I am currently doing an electronics project, and I've got mixed up in something quite simple... My project is composed of a motor (running on a max of 3V) and several circuits (eight, all of them exactly the same).

I have succeeded in operating a sample circuit using a 9V battery. Now, I am looking at how to connect everything (8 circuits and motor) together in parallel, so that they work at the same time using a 9V DC supply. However, I'm not sure what resistance I should put in series with the motor, to drop its voltage to 3V (so that I do not burn it!).

Help! Thanks!

Relevance

As I understand it, you have successfully tested the configuration

9v battery --> circuit --> motor --> back to battery

This implies that the circuit is using up at least 6V of the potential difference because the motor did not burn out. ;-)
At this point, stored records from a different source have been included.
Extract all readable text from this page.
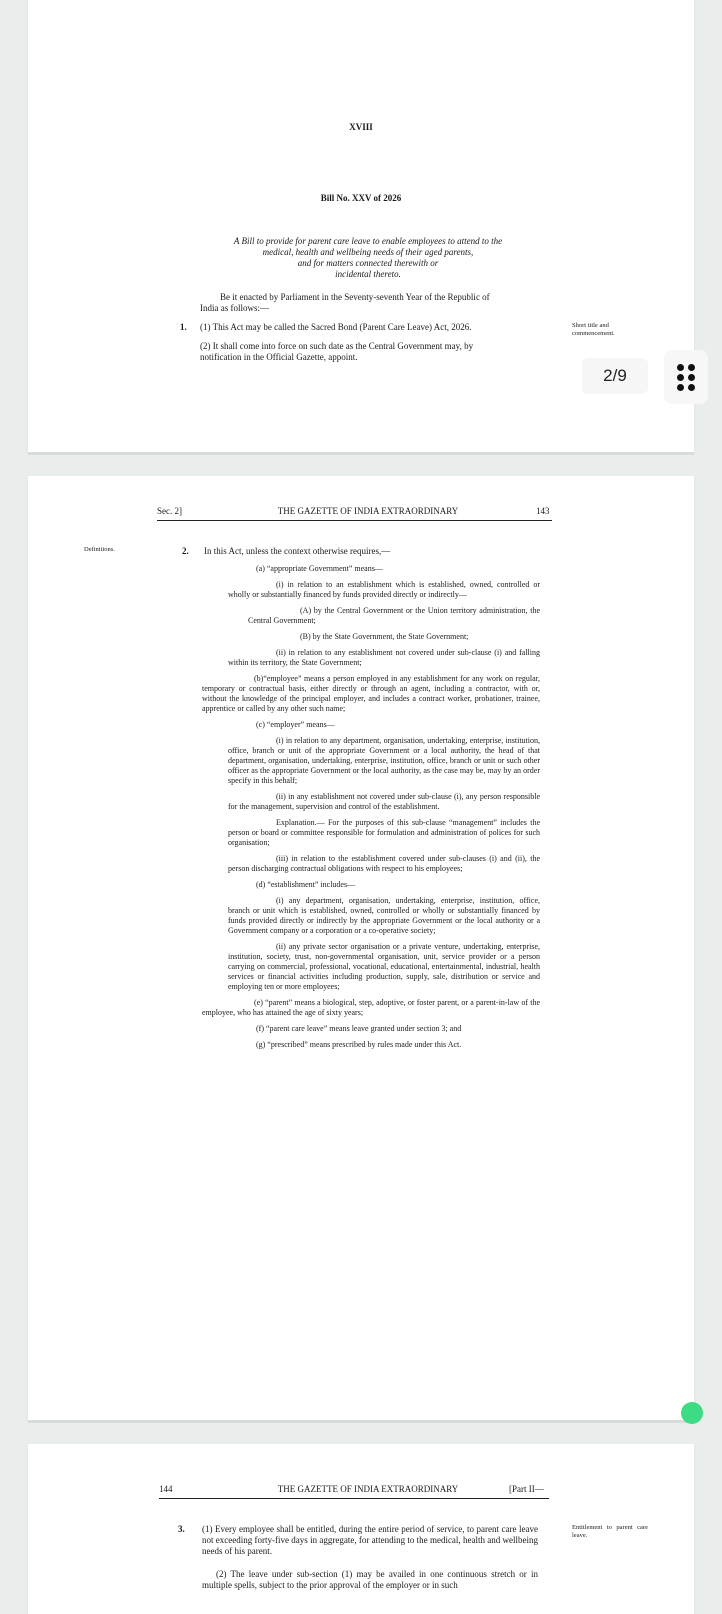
XVIII
Bill No. XXV of 2026
A Bill to provide for parent care leave to enable employees to attend to the
medical, health and wellbeing needs of their aged parents,
and for matters connected therewith or
incidental thereto.
Be it enacted by Parliament in the Seventy-seventh Year of the Republic of
India as follows:—
1. (1) This Act may be called the Sacred Bond (Parent Care Leave) Act, 2026.
(2) It shall come into force on such date as the Central Government may, by
notification in the Official Gazette, appoint.
Short title and
commencement.
2/9
Sec. 2]	THE GAZETTE OF INDIA EXTRAORDINARY	143
Definitions.	2. In this Act, unless the context otherwise requires,—
(a) “appropriate Government” means—
(i) in relation to an establishment which is established, owned, controlled or wholly or substantially financed by funds provided directly or indirectly—
(A) by the Central Government or the Union territory administration, the Central Government;
(B) by the State Government, the State Government;
(ii) in relation to any establishment not covered under sub-clause (i) and falling within its territory, the State Government;
(b)“employee” means a person employed in any establishment for any work on regular, temporary or contractual basis, either directly or through an agent, including a contractor, with or, without the knowledge of the principal employer, and includes a contract worker, probationer, trainee, apprentice or called by any other such name;
(c) “employer” means—
(i) in relation to any department, organisation, undertaking, enterprise, institution, office, branch or unit of the appropriate Government or a local authority, the head of that department, organisation, undertaking, enterprise, institution, office, branch or unit or such other officer as the appropriate Government or the local authority, as the case may be, may by an order specify in this behalf;
(ii) in any establishment not covered under sub-clause (i), any person responsible for the management, supervision and control of the establishment.
Explanation.— For the purposes of this sub-clause “management” includes the person or board or committee responsible for formulation and administration of polices for such organisation;
(iii) in relation to the establishment covered under sub-clauses (i) and (ii), the person discharging contractual obligations with respect to his employees;
(d) “establishment” includes—
(i) any department, organisation, undertaking, enterprise, institution, office, branch or unit which is established, owned, controlled or wholly or substantially financed by funds provided directly or indirectly by the appropriate Government or the local authority or a Government company or a corporation or a co-operative society;
(ii) any private sector organisation or a private venture, undertaking, enterprise, institution, society, trust, non-governmental organisation, unit, service provider or a person carrying on commercial, professional, vocational, educational, entertainmental, industrial, health services or financial activities including production, supply, sale, distribution or service and employing ten or more employees;
(e) “parent” means a biological, step, adoptive, or foster parent, or a parent-in-law of the employee, who has attained the age of sixty years;
(f) “parent care leave” means leave granted under section 3; and
(g) “prescribed” means prescribed by rules made under this Act.
144	THE GAZETTE OF INDIA EXTRAORDINARY	[Part II—
3. (1) Every employee shall be entitled, during the entire period of service, to parent care leave not exceeding forty-five days in aggregate, for attending to the medical, health and wellbeing needs of his parent.
(2) The leave under sub-section (1) may be availed in one continuous stretch or in multiple spells, subject to the prior approval of the employer or in such
Entitlement to parent care leave.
The desired configuration is

9V battery --> 8 copies of same circuit in parallel --> resistor --> motor --> back to battery

and the goal is to keep the total resistance the same as in the first case so that the current through and voltage across the motor are limited to the successfully tested values.

Unfortunately you haven't given enough information to answer this question. Fundamentally, the circuit resistance has dropped to 1/8 of its value, so the resistor has to equal 7/8 of the resistance of a single copy of the circuit. We know that this is twice as much as the resistance of the motor, but we don't have actual values for either. If you measure the current flowing through the motor in the single-circuit configuration, you can determine the overall resistance and hence the value of the resistor required.

• Because of the variable current draw of a motor, you will need to use a voltage regulator. As the motor starts the current is high and then it will drop as the motor reaches full speed. Under load more current will be required etc. Use a voltage regulator for the maximum current required by 8 motors to give 3 volts from a 9V battery.

• Since the motor current varies with the load applied on its shaft, use a voltage regulator IC like LM317. You can set the required voltage by adding a few components. This will give a constant voltage to the motor, irrespective of the load and you need not worry about the motor being burnt.

• If you're talking powering everything from a 9 vdc battery, then I'd suggest you not try it. The current drain would probably empty the 9 v batt rather quickly.

Why not use a separate pair of d-cells (in series) for the motor?